(Cross-posted from the AFL-CIO Now Blog.)
Sen. Norm Coleman (R-Minn.) kicked off his campaign for re-election yesterday-and he was met by union members who are trying to tell the truth about Coleman’s poor record when it comes to issues that matter to working families.
Coleman flew to three events around the state and at each one, union members were out in force to confront Coleman about his anti-worker record. In St. Paul, Rochester and Duluth, labor leaders and activists talked about Coleman’s tight ties with big-money special interests and his deeply flawed votes.
Laura Askelin, president of the Southeast Minnesota Area Labor Council, points to Coleman’s voting record and his allegiance to the Bush agenda, and says that Coleman won’t make the changes needed.
I’m here today to make sure that everyone knows that Norm Coleman is not on our side…Norm Coleman consistently puts special corporate interests and the Republican Party ahead of the best interests of middle class Minnesotans…we are determined to put a stop to the Bush-Coleman agenda.
Coleman was a Democrat during the 1990s, but he switched parties in 2000 and worked hard to elect Bush. In 2002, he replaced the late Sen. Paul Wellstone, a champion of working families, in the Senate. Coleman has been a die-hard supporter of the Bush agenda and a reliable vote for Bush’s priorities in the Senate. In July 2004, Coleman’s home paper, the Star Tribune, said that Coleman had “morphed into an attack dog for President Bush.”
Coleman’s record in the Senate shows a clear pattern of votes benefiting the special interests who contribute to his campaigns.
For example, instead of fighting for better health coverage for all, he’s sponsored bills to create “association health plans” that would raise premiums and reduce benefits and “health savings accounts” that shift costs from employers to employees. And, no surprise: Coleman has taken in hundreds of thousands from insurance companies and drug companies.
Coleman has voted against laws that help homeowners in times of crisis, even as foreclosures in his state have shot up 69 percent in the last year. Meanwhile, he’s taken thousands in contributions from the mortgage banking industry.
And Coleman is one of the minority of Senators who prevented a vote on the Employee Free Choice Act. He’s voted against workers’ overtime rights, against strengthening Social Security and against extending unemployment benefits.

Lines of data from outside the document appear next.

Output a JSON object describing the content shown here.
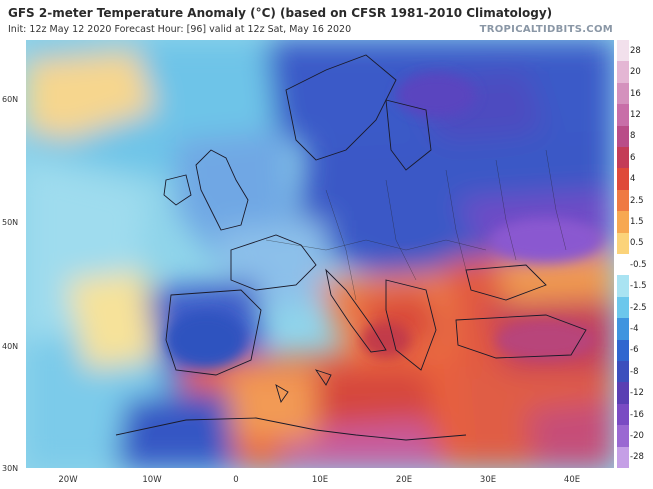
{
  "header": {
    "title": "GFS 2-meter Temperature Anomaly (°C) (based on CFSR 1981-2010 Climatology)",
    "subtitle": "Init: 12z May 12 2020   Forecast Hour: [96]   valid at 12z Sat, May 16 2020",
    "brand": "TROPICALTIDBITS.COM"
  },
  "map": {
    "lat_labels": [
      "60N",
      "50N",
      "40N",
      "30N"
    ],
    "lon_labels": [
      "20W",
      "10W",
      "0",
      "10E",
      "20E",
      "30E",
      "40E"
    ]
  },
  "colorbar": {
    "labels": [
      "28",
      "20",
      "16",
      "12",
      "8",
      "6",
      "4",
      "2.5",
      "1.5",
      "0.5",
      "-0.5",
      "-1.5",
      "-2.5",
      "-4",
      "-6",
      "-8",
      "-12",
      "-16",
      "-20",
      "-28"
    ],
    "colors": [
      "#f2e0ec",
      "#e4b6d4",
      "#d491bd",
      "#c86ea8",
      "#b94d88",
      "#c43c57",
      "#df4a3a",
      "#ef7a42",
      "#f7a851",
      "#fbd37a",
      "#ffffff",
      "#a9e3f2",
      "#6cc7ec",
      "#3f94df",
      "#2f66cf",
      "#3b4fbd",
      "#5a3fb3",
      "#7a4bc3",
      "#9a68d2",
      "#c59fe6"
    ]
  }
}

Yet when it comes time to run for re-election, Coleman claims he’s an independent thinker, a moderate who isn’t bound by partisanship. Independent in rhetoric, a reactionary Bush ally when it’s time to vote: if it sounds familiar, that’s because it’s the same game practiced by Sen. John McCain (R-Ariz.). Coleman endorsed McCain for president last month.
Union members are staying focused on the key issues that matter to working families, but the media, unfortunately, isn’t providing the answers and the scrutiny they ought to. Today in Washington, D.C., activists from MoveOn and Brave New Films will present 200,000 petitions to ABC News headquarters, as well as other key media outlets, demanding better coverage. A fair election that focuses on the right issues will require the commitment of mobilized, engaged citizens.
In Minnesota, union members are starting that mobilization. They won’t let McCain and Coleman fool the voters. They’ll be working throughout the year, through phone calls, workplace visits, door-to-door education and events like today’s, to make sure that the next administration and the next Congress will protect working families.